I couldn't talk you out of it, huh? Best of luck to you, and I hope you enjoy it as much as I did. To help you on your way, though, here are a few resources I found helpful and which I suggest to you. (Note: all links are affiliate links.)

  • The most important skill I can recommend to you, as a new professor, is time management. This boils down two to two things: managing your commitments & projects, and focusing on your long term goals. For the first of these, I can recommend no resource higher than Getting Things Done by David Allen. Essentially, this is just a collection of 'tricks' for collecting and managing requests/information/ideas/etc as they are thrown at you, but they work. And furthermore, they continue to work even if you implement them piecemeal, tweak them to suit your own particular way of doing things, etc. I cannot recommend it too highly. (In fact, I try to re-read it once a year or so just to see if there's anything more in there I can use. There usually is.)

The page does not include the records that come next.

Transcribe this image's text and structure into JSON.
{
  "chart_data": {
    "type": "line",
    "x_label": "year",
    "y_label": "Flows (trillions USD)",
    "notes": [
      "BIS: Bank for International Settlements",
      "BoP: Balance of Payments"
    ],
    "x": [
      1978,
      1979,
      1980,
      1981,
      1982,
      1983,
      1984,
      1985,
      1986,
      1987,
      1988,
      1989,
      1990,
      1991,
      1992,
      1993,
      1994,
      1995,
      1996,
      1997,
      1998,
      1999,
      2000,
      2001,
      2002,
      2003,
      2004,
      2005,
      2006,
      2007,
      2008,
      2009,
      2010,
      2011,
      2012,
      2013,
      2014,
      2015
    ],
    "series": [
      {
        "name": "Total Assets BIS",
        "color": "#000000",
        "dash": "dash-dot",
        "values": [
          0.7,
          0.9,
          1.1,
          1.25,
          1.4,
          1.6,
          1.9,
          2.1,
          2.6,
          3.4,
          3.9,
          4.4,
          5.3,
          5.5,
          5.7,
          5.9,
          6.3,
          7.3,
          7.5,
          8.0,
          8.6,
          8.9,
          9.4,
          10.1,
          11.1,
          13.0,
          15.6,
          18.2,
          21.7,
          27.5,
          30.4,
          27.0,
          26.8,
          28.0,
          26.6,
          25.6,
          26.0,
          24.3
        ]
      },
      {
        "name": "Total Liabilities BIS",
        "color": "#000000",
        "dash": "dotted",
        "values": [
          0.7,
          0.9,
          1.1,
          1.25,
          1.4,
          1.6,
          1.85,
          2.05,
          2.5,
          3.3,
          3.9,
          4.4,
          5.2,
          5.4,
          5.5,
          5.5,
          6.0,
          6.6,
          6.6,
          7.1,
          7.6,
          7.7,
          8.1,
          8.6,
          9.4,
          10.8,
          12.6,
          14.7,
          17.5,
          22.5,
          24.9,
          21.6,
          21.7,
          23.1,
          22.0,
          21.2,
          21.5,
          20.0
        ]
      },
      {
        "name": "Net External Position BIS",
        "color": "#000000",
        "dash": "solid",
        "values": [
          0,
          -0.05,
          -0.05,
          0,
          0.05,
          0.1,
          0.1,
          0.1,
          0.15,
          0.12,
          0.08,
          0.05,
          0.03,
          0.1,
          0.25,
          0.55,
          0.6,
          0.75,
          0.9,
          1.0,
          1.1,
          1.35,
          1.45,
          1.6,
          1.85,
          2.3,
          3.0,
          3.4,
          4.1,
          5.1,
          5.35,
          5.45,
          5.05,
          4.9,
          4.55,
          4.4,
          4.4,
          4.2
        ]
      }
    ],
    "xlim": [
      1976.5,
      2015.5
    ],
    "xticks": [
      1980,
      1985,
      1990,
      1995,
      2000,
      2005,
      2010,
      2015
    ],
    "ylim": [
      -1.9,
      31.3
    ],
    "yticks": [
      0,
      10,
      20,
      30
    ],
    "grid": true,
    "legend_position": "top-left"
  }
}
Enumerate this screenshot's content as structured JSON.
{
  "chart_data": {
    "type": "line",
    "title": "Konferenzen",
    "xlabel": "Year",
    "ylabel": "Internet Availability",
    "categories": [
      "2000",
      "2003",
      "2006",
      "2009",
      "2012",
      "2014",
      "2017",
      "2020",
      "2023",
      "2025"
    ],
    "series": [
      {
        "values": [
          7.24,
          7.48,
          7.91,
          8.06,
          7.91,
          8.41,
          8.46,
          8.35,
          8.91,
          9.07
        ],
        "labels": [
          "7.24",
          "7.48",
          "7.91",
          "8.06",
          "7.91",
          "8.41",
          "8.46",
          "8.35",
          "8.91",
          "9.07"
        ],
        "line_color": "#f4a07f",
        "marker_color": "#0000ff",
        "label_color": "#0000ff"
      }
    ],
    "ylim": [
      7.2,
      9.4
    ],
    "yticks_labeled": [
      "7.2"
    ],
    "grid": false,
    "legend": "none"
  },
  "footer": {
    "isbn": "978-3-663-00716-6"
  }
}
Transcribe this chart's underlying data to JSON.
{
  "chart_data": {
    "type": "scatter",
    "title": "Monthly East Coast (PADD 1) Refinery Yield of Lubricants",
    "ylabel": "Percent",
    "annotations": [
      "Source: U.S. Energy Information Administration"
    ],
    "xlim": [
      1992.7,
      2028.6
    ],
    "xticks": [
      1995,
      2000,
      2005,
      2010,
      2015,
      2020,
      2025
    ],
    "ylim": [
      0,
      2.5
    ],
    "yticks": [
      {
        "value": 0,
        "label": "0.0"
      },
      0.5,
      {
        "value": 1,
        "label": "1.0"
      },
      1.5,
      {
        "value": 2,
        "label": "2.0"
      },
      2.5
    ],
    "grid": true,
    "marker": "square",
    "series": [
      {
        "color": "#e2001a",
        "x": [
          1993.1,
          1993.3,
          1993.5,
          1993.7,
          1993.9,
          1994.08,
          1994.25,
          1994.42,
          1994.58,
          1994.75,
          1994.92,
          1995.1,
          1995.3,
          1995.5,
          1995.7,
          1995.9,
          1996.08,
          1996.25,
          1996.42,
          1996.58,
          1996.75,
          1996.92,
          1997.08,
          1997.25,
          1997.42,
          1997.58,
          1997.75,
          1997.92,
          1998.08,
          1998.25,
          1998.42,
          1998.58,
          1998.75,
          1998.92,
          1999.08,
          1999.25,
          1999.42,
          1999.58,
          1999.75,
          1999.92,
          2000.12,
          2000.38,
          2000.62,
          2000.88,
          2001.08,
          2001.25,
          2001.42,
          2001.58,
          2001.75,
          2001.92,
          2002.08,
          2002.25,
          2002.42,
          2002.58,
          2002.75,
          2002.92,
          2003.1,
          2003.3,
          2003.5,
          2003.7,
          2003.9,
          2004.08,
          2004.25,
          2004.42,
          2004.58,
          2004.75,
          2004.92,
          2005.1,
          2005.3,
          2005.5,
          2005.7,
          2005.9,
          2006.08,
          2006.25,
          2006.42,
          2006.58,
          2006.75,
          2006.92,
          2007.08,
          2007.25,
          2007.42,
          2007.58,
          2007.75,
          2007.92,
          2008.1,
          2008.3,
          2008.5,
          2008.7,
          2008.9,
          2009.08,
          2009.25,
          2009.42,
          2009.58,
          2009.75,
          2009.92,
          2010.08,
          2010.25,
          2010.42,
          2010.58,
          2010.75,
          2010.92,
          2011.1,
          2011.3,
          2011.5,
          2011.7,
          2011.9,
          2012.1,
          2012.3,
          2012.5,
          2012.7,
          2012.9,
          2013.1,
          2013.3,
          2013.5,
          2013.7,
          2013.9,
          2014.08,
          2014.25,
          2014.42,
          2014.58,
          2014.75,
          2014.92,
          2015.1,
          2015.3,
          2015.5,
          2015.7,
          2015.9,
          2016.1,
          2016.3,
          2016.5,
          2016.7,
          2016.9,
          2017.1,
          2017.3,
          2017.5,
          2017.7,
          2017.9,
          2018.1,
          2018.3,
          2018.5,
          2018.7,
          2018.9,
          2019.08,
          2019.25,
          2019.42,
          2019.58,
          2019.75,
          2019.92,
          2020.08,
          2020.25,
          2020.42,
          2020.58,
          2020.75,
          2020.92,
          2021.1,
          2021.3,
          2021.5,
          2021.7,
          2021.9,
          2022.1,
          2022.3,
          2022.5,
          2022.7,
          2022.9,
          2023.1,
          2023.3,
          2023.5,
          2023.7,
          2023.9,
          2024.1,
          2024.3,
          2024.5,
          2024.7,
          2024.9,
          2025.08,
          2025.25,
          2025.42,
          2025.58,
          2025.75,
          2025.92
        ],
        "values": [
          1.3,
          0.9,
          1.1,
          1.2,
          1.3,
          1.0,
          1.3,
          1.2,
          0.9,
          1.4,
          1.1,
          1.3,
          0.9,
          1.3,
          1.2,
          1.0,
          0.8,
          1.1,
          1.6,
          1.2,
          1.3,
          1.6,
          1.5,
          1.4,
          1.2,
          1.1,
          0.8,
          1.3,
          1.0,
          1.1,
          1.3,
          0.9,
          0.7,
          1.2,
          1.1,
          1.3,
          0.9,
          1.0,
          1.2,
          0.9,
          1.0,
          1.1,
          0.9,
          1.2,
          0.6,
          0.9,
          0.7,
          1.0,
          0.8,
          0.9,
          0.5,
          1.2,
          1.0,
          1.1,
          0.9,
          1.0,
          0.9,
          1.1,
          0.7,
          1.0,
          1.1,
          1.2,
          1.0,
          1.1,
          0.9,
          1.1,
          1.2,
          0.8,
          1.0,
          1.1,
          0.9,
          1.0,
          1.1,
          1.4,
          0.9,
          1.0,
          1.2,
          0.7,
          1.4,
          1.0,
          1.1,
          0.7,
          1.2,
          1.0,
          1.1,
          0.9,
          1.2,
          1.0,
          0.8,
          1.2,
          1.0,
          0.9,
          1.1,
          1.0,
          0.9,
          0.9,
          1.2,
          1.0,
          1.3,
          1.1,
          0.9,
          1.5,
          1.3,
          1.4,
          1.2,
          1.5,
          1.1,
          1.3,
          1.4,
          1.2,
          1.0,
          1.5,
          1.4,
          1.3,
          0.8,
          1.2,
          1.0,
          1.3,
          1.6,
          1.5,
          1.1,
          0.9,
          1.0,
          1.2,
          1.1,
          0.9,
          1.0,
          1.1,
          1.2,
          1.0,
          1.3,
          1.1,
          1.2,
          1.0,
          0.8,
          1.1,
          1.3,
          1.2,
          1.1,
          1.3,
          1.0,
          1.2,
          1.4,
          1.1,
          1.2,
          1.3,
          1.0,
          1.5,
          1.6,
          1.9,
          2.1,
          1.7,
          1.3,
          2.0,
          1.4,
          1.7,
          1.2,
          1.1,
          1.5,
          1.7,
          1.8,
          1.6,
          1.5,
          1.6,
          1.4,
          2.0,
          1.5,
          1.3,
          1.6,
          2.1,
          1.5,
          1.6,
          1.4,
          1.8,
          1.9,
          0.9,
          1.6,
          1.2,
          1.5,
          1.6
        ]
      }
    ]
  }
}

Right. So with that one book, you've got the commitment/project management side covered. I wish I could recommend a similarly strong book for the other side, focusing on your long-term goals, but I haven't found one yet. David Allen has written a follow-up book on this exact topic (Making It All Work) but I haven't read it yet. A lot of people seem to find inspiration in Seven Habits of Highly Effective People, but I found it a little insipid. Your mileage may vary.

If anyone has a good book on the topic they'd like to recommend, can they please leave it in the comments?

  • Teaching is a skill. It helps to have talent, but everyone's got some learning to do before they get good at it. Now, you can learn from your own painful experience, but I prefer to learn from other people's painful experience instead. And the best book I can recommend for in-classroom teaching skills is The Torch or the Firehose by Arthur P. Mattuck, a pamphlet published by MIT for its TAs. Everything I learned about working a classroom, I learned from that book. (And every time I deviated from its good advice, I regretted it.) It's good, and it's free. Go download it.

  • As for everything else, I recommend Advice for New Faculty Members, by Robert Boyce. In particular, I especially appreciate that this is not a collection of tricks. Instead, it tries to instill a specific mindset to have-- one which focuses on maintaining equilibrium for the long haul. From the table of contents: "Wait" (Chapter 1), "Stop" (Chapter 4), and "Let others do some of the work" (Chapter 7). The book does have its share of specific advice and tricks, but the thing that sets it apart from other books on the topic is this zen-like mindset of moderation in all things. Like Getting Things Done, above, 90% of this book will go over your head the first time you read it. I suggest you re-read it every year or so until there's nothing more in it to be gained. (And if you ever get to that point, you've made it well past me.)

Do any of the other professors out there have other suggestions to throw in?